Елена Александровна поспешно вскочила с кровати, суетливо пряча в пакет кусок сладкого яблока марки «фудзи». Кешка прорентгенил моё бренное тело шалым взглядом, а я без зазрения совести сдёрнул простыню-покрывало и аккуратно свернул больничную тряпку у него в ногах. На мгновение от взгляда на «красавца» перехватило дыхание. Кешка был такой худой, бледный, растрёпанный, а глазищи… Эти серые колодцы смотрели на меня со странной смесью целящегося снайпера и щенка, жаждущего ласки и понимания. В моих глазах что-то подозрительно защипало, вытягивая наружу ворох щемящих душу чувств. Но я взял себя в руки, ноги, уши и прочие конечности. Его родители стояли рядом. Им рановато было проникать в мои чувства к их сыну. Да и вообще. Я буду не я, если Кешка спокойно воспримет заботу. Ещё решит, что его жалеют. Нет уж, отмерший мой бесёнок, такого щенка мы баловать не будем. Ты ещё станешь волкодавом, малыш.

Я перевернул парня на живот и осмотрел щуплую спину, тонкую кожу на которой натянули напрягшиеся лопатки. Картину невозможно было не прокомментировать:

– Наша задача за месяц превратить суповой набор а-ля «Кощей» в нечто с мясом на рёбрышках. И начнём мы с разогревающего массажа всего тела. Слышал, Иннокентий? Всего, это значит – всего.

Если бы спина могла покраснеть, думаю, я бы получил ожог. Потому что Кешка явно понял, о чём я говорю, и вжался лицом в подушку. Но не превратился в каменную статую. «Всё-таки доверяет», – облегчённо подумал я, а вслух продолжил, уже глядя на родителей:

– И, чтобы пациент не смущался, попрошу пока покинуть палату. Мы тут будем пятнадцать минут заниматься жёстким интимом.

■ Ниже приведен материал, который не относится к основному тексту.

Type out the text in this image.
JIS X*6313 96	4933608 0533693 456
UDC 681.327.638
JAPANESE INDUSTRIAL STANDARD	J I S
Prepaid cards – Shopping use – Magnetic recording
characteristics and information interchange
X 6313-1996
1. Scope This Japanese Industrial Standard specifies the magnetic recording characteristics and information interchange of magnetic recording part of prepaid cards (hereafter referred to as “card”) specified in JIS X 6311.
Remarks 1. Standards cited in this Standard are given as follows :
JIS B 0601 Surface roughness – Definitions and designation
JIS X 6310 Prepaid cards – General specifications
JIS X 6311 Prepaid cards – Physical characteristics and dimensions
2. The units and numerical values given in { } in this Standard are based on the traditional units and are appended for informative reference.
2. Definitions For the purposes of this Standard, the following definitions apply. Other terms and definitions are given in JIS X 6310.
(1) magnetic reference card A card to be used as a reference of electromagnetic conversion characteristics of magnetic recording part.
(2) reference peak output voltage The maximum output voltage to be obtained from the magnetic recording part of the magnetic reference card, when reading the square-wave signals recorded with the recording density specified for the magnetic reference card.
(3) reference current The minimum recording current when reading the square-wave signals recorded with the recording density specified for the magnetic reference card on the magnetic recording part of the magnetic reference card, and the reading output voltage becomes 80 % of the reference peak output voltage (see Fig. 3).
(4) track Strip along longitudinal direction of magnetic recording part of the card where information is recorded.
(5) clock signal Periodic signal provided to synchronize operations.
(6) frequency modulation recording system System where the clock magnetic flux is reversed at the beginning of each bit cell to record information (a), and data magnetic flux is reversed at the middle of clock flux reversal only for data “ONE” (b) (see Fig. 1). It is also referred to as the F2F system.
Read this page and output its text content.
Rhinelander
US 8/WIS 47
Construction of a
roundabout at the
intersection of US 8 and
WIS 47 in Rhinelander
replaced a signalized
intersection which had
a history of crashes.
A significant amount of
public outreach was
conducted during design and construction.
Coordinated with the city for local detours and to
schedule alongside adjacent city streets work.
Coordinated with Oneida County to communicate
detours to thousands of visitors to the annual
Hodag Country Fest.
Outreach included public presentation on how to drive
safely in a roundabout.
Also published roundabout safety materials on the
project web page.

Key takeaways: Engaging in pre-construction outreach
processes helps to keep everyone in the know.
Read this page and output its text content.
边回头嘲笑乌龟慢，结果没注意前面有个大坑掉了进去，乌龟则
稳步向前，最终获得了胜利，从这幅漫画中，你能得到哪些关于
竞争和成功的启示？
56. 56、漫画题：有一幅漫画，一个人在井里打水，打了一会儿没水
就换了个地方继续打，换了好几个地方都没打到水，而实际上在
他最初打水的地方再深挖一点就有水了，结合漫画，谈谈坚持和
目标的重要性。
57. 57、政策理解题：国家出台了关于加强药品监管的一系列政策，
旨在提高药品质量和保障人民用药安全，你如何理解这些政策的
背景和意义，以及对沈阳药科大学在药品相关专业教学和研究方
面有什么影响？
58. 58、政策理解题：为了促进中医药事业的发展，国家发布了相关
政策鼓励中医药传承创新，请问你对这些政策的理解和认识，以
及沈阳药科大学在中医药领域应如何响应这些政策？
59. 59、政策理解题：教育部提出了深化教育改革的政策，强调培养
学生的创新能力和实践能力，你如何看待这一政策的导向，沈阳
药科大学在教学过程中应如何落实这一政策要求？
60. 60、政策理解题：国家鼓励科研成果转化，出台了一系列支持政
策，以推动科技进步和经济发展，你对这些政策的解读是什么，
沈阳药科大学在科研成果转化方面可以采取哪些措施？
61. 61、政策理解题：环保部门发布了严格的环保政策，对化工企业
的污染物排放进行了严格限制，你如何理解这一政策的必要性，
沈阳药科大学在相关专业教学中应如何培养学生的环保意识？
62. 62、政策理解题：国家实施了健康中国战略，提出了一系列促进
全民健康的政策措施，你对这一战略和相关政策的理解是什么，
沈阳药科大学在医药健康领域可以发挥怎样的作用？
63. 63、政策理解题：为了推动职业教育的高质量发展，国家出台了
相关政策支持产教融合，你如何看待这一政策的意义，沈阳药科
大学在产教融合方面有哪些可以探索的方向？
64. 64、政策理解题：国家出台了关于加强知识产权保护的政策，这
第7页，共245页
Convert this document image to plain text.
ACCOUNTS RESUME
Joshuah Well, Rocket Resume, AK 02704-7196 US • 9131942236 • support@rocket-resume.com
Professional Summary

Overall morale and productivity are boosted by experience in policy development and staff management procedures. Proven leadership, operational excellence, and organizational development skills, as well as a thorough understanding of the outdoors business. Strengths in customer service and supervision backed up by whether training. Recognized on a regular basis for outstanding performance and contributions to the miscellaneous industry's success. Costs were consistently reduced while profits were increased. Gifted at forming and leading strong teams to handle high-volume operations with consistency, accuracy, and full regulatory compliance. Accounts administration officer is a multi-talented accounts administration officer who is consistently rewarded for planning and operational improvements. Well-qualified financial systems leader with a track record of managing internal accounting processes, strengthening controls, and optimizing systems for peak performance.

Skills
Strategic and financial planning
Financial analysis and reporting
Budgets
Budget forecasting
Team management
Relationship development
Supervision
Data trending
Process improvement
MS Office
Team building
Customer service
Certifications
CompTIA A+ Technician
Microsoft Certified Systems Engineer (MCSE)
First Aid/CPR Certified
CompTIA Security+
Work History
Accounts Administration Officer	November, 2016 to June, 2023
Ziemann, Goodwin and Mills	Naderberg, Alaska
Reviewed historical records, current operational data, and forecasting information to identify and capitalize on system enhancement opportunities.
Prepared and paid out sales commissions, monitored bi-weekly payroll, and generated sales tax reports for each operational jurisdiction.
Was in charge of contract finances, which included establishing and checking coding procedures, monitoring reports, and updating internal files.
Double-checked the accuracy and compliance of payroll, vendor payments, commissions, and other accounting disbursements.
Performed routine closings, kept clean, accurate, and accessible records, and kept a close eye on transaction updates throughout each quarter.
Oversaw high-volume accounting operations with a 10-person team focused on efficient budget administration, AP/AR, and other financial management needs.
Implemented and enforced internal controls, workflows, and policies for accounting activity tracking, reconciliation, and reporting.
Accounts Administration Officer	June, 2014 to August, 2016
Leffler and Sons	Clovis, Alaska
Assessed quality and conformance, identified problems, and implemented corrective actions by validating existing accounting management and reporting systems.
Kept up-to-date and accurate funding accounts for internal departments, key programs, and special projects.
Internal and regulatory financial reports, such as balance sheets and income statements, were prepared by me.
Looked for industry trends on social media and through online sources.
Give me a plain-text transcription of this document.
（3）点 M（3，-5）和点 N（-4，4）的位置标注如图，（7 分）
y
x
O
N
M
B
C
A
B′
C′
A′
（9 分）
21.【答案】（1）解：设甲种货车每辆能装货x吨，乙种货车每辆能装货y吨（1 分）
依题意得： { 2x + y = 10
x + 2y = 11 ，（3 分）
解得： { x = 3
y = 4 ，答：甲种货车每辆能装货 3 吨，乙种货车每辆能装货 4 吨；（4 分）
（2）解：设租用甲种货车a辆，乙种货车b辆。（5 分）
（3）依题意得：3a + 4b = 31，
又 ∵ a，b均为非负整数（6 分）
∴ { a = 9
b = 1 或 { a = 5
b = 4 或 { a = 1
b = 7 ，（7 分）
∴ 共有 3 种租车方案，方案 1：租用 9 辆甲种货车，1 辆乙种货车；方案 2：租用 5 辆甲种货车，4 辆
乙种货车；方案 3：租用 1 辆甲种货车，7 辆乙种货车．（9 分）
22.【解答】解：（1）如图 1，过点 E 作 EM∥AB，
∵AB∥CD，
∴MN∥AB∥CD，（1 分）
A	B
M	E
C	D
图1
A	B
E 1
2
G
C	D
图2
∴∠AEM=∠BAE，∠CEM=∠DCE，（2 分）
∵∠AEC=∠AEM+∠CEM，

И дёрнул же меня чёрт за язык. Но обошлось. Елена Александровна смущённо хихикнула, а Борис Михайлович понимающе покивал и спросил:

– Значит, вы согласны?

– Куда ж я денусь от такого сокровища? – ничего другого ответить не получилось. Мой язык меня погубит, запоздало подумал я. А кешкины родители шумно покинули палату, оставив нас наедине, если не считать двух тихих и примерных маньяков, интересующихся только миллионами Скруджа Мак-Дака и крокодилами. Я оглядел поле будущих боёв за здоровье моего «спящего красавца» и достал из левого кармана халата пузырёк с маслом, технично позаимствованный у Леськи под клятвенные обещания вручить ей потом розовое масло из моих личных запасов времён заграничных спортивных туров. Поставив ёмкость на тумбочку, закатал рукава халата. После чего наклонился к кешкиной голове и более чем серьёзно попросил:

– Если будет больно, не вздумай молчать. Сразу говори или дёргайся. Это важно.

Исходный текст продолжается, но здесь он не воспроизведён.